Friday, September 19, 2008
A good friend of mine called me as the afternoon matches were concluding and asked a simple question -- "Why the huge celebrations so early?"
It's a fair question, this is only day one and it isn't like they went 8-0 or anything. The answer to this lies with history. No American team we can remember has ever done anything like this. Friday is like Kryptonite to the American team. The last three Ryder Cups we've been down a combined 16-8 after day one. Most of the time we dig ourselves so deep Shawn Bradley couldn't see out. It gets ugly.
This year has had a different feel. We weren't the favorite, we were outmatched on paper and they had the best player in golf. Don't all those things sound familiar? It is almost like the Europeans took the role as "Can't lose" and the Americans waltzed in with some sneaky players.
Hunter Mahan and Justin Leonard were absolutely brilliant all day long. Starting out losing the first two holes, you almost got the feeling the Texans match-up wouldn't work. They weren't that good. They couldn't mesh their styles of play. Then the two just blew up, winning the morning round 3 and 2 and the afternoon round 4 and 2. Chip ins, near hole-in-ones, solid putts -- these three had it all.
Then came the flashy grouping of Anthony Kim and Phil Mickelson. Drawing the best player (actually playing) in golf both rounds, the duo had to deal with Padraig Harrington, who seemed to forget how to miss a 20-footer. A half point in the morning was disappointing and they feel behind by three after four holes, but Mickelson's brilliant iron play and Kim's fiery youth prevailed. It was the epitome of teamwork.
Other stars showed their faces.
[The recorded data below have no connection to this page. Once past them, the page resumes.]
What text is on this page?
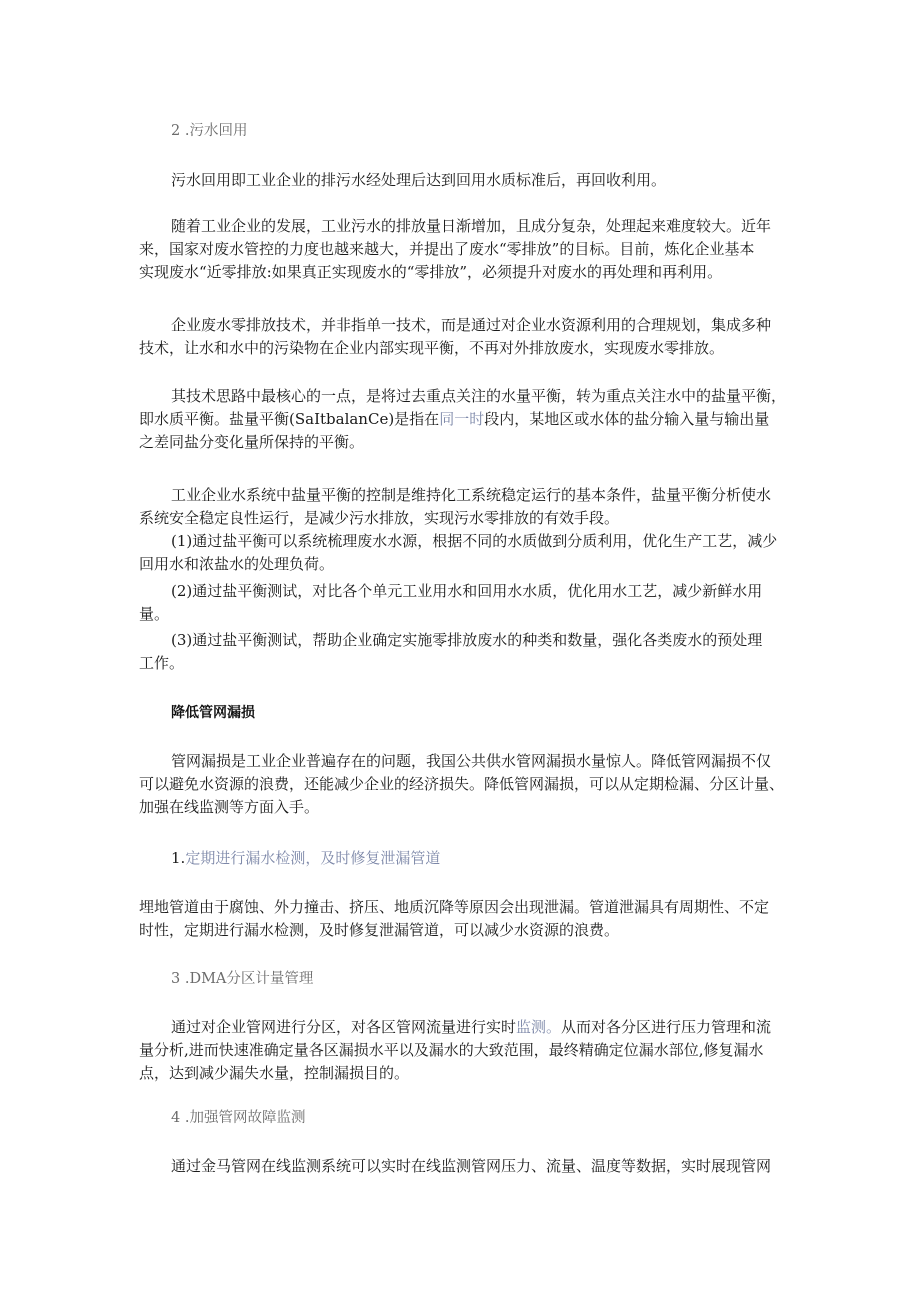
2 .污水回用

污水回用即工业企业的排污水经处理后达到回用水质标准后，再回收利用。

随着工业企业的发展，工业污水的排放量日渐增加，且成分复杂，处理起来难度较大。近年
来，国家对废水管控的力度也越来越大，并提出了废水“零排放”的目标。目前，炼化企业基本
实现废水“近零排放:如果真正实现废水的“零排放”，必须提升对废水的再处理和再利用。
企业废水零排放技术，并非指单一技术，而是通过对企业水资源利用的合理规划，集成多种
技术，让水和水中的污染物在企业内部实现平衡，不再对外排放废水，实现废水零排放。
其技术思路中最核心的一点，是将过去重点关注的水量平衡，转为重点关注水中的盐量平衡，
即水质平衡。盐量平衡(SaItbalanCe)是指在同一时段内，某地区或水体的盐分输入量与输出量
之差同盐分变化量所保持的平衡。
工业企业水系统中盐量平衡的控制是维持化工系统稳定运行的基本条件，盐量平衡分析使水
系统安全稳定良性运行，是减少污水排放，实现污水零排放的有效手段。
(1)通过盐平衡可以系统梳理废水水源，根据不同的水质做到分质利用，优化生产工艺，减少
回用水和浓盐水的处理负荷。
(2)通过盐平衡测试，对比各个单元工业用水和回用水水质，优化用水工艺，减少新鲜水用
量。
(3)通过盐平衡测试，帮助企业确定实施零排放废水的种类和数量，强化各类废水的预处理
工作。

降低管网漏损

管网漏损是工业企业普遍存在的问题，我国公共供水管网漏损水量惊人。降低管网漏损不仅
可以避免水资源的浪费，还能减少企业的经济损失。降低管网漏损，可以从定期检漏、分区计量、
加强在线监测等方面入手。

1.定期进行漏水检测，及时修复泄漏管道

埋地管道由于腐蚀、外力撞击、挤压、地质沉降等原因会出现泄漏。管道泄漏具有周期性、不定
时性，定期进行漏水检测，及时修复泄漏管道，可以减少水资源的浪费。

3 .DMA分区计量管理

通过对企业管网进行分区，对各区管网流量进行实时监测。从而对各分区进行压力管理和流
量分析,进而快速准确定量各区漏损水平以及漏水的大致范围，最终精确定位漏水部位,修复漏水
点，达到减少漏失水量，控制漏损目的。

4 .加强管网故障监测

通过金马管网在线监测系统可以实时在线监测管网压力、流量、温度等数据，实时展现管网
Boo Weekley drained a snake from the fringe. Steve Stricker kept a sinking (and birdieless) Ben Curtis afloat for as long as he could. Kenny Perry tried desperately to sneak a point away from the Europeans. Chad Campbell hit one of the shots of the tournament with his second shot on the 18th.
It was 12 guys working together. They all were involved, they all were rooting the others on and for the first time since my young self can remember, they looked to be having some goddamn fun.
If this continues they won't lose. They can't lose. The Europeans are behind the eight ball for the first time since 1995. Nick Faldo looks lost and confused. Hell, Sergio Garcia didn't win a match today!
Personally, I have only been part of the 1999 comeback. I've never been old enough to watch a team go out and dominate like the old American teams did. The Ryder Cup was losing fans because it wasn't fun for people in the United States to watch. Today, with a whole new crop of stars and some oldies, team golf was fun again.
We can only hope Paul Azinger's crew can continue this on the weekend.